Qu’est-ce qu’une université devrait vraiment être ? Il est temps d’examiner de manière critique les notions dominantes de l’enseignement supérieur, en remettant en question son but et sa conception actuels. Cette analyse révèle un paysage où le potentiel profond des institutions est souvent sous-exploité, éclipsé par des tendances contemporaines qui s’écartent de leurs responsabilités fondamentales.
Le parcours commence par remettre en question les fondements mêmes du savoir, en explorant comment notre compréhension façonne l’effort éducatif. On soutient que l’enseignement supérieur porte une responsabilité importante dans le développement futur de la société, un devoir qui dépasse largement les limites des murs académiques. Les universités possèdent des réservoirs de connaissances profonds et étendus, mais elles doivent devenir plus habiles à exploiter ces ressources afin de relever les grands défis auxquels le monde est confronté aujourd’hui.
Une transformation radicale est nécessaire, guidée par quinze principes fondamentaux. Parmi ceux-ci, un accent crucial est mis sur la promotion de la force et de l’indépendance dans la pensée et l’action chez les étudiants. L’éducation ne doit pas simplement être une préparation aux premières années d’un emploi spécifique, mais un processus de « Bildung » tout au long de la vie - l’auto-formation et la croissance personnelle qui préparent les individus à une vie professionnelle évolutive et à une citoyenneté active.

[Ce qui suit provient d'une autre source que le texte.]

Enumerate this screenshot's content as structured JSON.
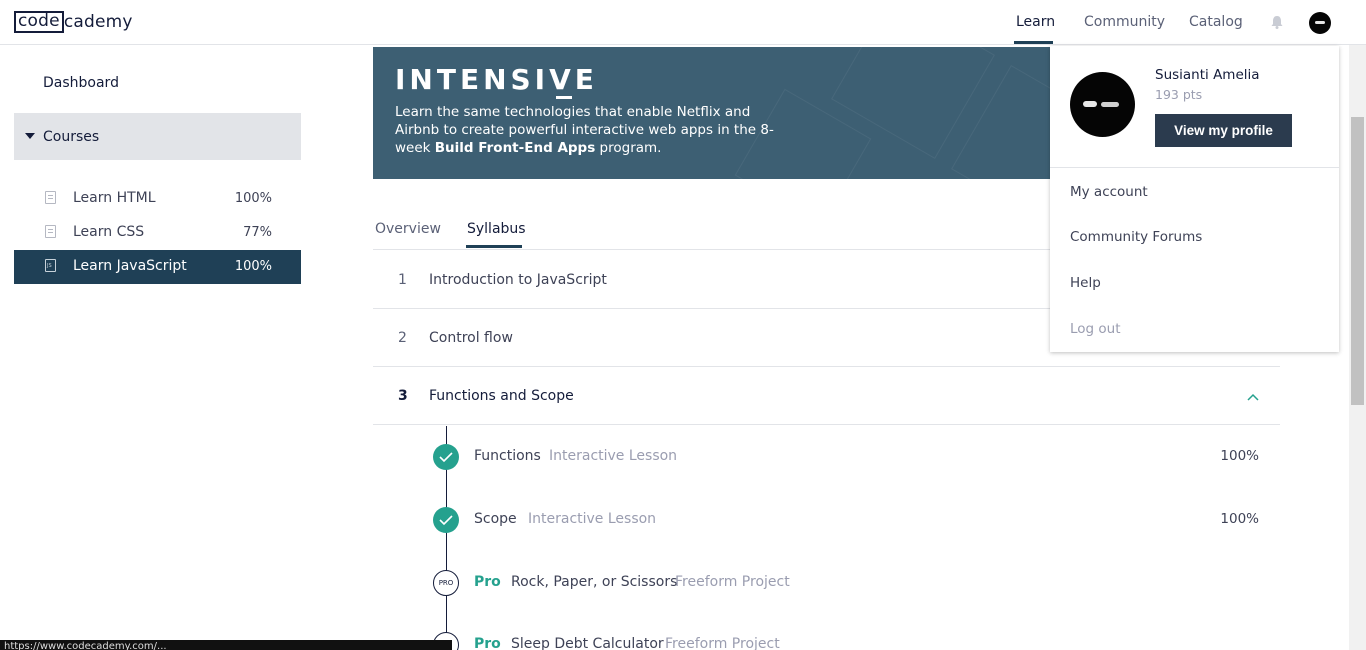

En effet, l’imagination doit être défendue, et l’enseignement doit principalement servir à éveiller la curiosité et la soif de savoir de l’élève. L’idée de l’université en tant qu’entreprise, des étudiants comme clients, et de la concurrence comme principale force motrice est fermement rejetée. Au contraire, les institutions doivent incarner la confiance envers leur personnel professionnel et privilégier les besoins de l’éducation au détriment des exigences administratives lors de l’allocation des ressources.

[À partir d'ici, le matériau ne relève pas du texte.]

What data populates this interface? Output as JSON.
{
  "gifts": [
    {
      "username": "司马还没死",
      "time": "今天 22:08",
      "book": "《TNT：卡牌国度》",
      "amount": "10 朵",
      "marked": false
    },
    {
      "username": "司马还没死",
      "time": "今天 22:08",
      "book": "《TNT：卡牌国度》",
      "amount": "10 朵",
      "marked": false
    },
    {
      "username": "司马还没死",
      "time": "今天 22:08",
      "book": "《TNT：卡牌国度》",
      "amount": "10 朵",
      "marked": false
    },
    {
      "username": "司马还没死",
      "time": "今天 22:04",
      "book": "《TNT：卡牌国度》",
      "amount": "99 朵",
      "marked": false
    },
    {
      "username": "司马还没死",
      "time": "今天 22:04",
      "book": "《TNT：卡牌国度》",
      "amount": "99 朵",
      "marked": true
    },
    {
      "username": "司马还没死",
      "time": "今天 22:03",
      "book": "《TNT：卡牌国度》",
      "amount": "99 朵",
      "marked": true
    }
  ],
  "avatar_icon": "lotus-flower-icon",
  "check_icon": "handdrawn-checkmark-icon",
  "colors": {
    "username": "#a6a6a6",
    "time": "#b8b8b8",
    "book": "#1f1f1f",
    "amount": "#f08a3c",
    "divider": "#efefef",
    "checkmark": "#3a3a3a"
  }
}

La discussion s’étend au concept vital d’autonomie académique, explorant sa relation complexe avec l’État, l’institution, les enseignants, les étudiants et le monde au sens large. La véritable autonomie n’est pas présentée comme une liberté isolée, mais comme une condition nécessaire à la défense de la vérité, à la promotion d’une recherche solide et à la préservation assidue d’un riche patrimoine de connaissances.
En fin de compte, un appel est lancé pour un système d’enseignement supérieur qui embrasse une plus grande diversité tout en maintenant des objectifs communs et une structure cohérente. Elle doit viser le progrès académique, formatif et professionnel chez chaque étudiant, en reconnaissant que la société d’aujourd’hui et de demain exige l’accès à une gamme riche et diversifiée d’opportunités d’enseignement supérieur, disponibles de façon récurrente tout au long de la vie d’un individu.